Son père, riche paysan de Lumbin ou d'un autre village dans la vallée[2]. (On appelle ainsi par excellence l'admirable vallée de l'Isère, de Grenoble à Montmélian. Réellement, la vallée s'étend jusqu'à la dent de Moirans, de cette sorte[3].)


Mon grand-père avait profité du départ de Séraphie pour me faire suivre les cours de mathématiques, de chimie et de dessin.

M. Dupuy, ce bourgeois si emphatique et si plaisant, était, en importance citoyenne, une sorte de rival subalterne de M. le docteur Gagnon. Il était à plat ventre devant la noblesse, mais cet avantage qu'il avait sur M. Gagnon était compensé par l'absence totale d'amabilité et d'idées littéraires, qui alors formaient comme le pain quotidien de la conversation.

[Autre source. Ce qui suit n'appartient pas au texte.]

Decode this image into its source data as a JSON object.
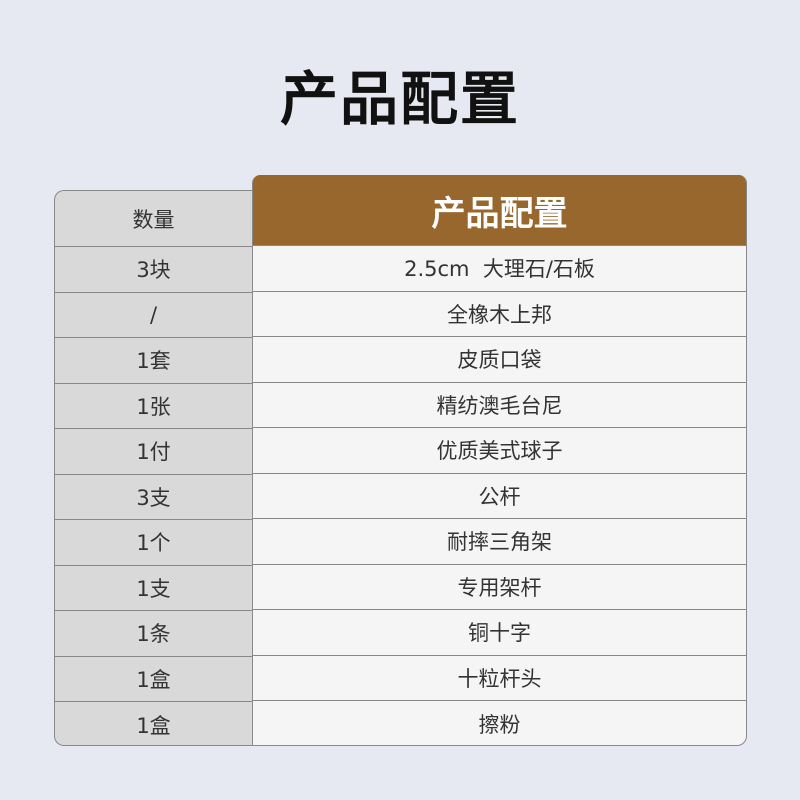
{
  "title": "产品配置",
  "table": {
    "headers": {
      "quantity": "数量",
      "item": "产品配置"
    },
    "colors": {
      "header": "#98672e",
      "left_column": "#d9d9d9",
      "right_column": "#f5f5f5"
    },
    "rows": [
      {
        "quantity": "3块",
        "item": "2.5cm  大理石/石板"
      },
      {
        "quantity": "/",
        "item": "全橡木上邦"
      },
      {
        "quantity": "1套",
        "item": "皮质口袋"
      },
      {
        "quantity": "1张",
        "item": "精纺澳毛台尼"
      },
      {
        "quantity": "1付",
        "item": "优质美式球子"
      },
      {
        "quantity": "3支",
        "item": "公杆"
      },
      {
        "quantity": "1个",
        "item": "耐摔三角架"
      },
      {
        "quantity": "1支",
        "item": "专用架杆"
      },
      {
        "quantity": "1条",
        "item": "铜十字"
      },
      {
        "quantity": "1盒",
        "item": "十粒杆头"
      },
      {
        "quantity": "1盒",
        "item": "擦粉"
      }
    ]
  }
}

M. Dupuy, jaloux de voir M. Gagnon membre du jury d'organisation et son supérieur, n'accueillit point la recommandation de ce rival heureux en ma faveur, et je n'ai gagné ma place dans la salle de mathématiques qu'à force de mérite, et en voyant ce mérite, pendant trois ans de suite, mis continuellement en question. M. Dupuy, qui parlait sans cesse et (jamais trop) de Condillac et de sa Logique, n'avait pas l'ombre de logique dans la tête. Il parlait noblement et avec grâce, et il avait une figure imposante et des manières fort polies.

Il eut une idée bien belle en 1794, ce fut de diviser les cent élèves qui remplissaient la salle au rez-de-chaussée, à la première leçon de mathématiques, en brigades de six ou de sept ayant chacune un chef.

Le mien était un grand, c'est-à-dire un jeune homme au-delà de la puberté et ayant un pied de plus que nous. Il nous crachait dessus, en plaçant adroitement un doigt devant sa bouche. Au régiment, un tel caractère s'appelle arsouille. Nous nous plaignions de cet arsouille, nommé, je crois, Raimonet, à M. Dupuy, qui fut admirable de noblesse en le cassant. M. Dupuy avait l'habitude de donner leçon aux jeunes officiers d'artillerie de Valence et était fort sensible à l'honneur (au coup d'épée).

Nous suivions le plat cours de Bezout, mais M. Dupuy eut le bon esprit de nous parler de Clairaut et de la nouvelle édition que M. Biot (ce charlatan travailleur) venait d'en donner.

Clairaut était fait pour ouvrir l'esprit, que Bezout tendait à laisser à jamais bouché. Chaque proposition, dans Bezout, a l'air d'un grand secret appris d'une bonne femme voisine.


Dans la salle de dessin, je trouvai que M. Jay et M. Couturier (au nez cassé), son adjoint, me faisaient une terrible injustice. Mais M. Jay, à défaut de tout autre mérite, avait celui de l'emphase, laquelle emphase, au lieu de nous faire rire, nous enflammait. M. Jay obtenait un beau succès, fort important pour l'École centrale, calomniée par les prêtres. Il avait deux ou trois cents élèves.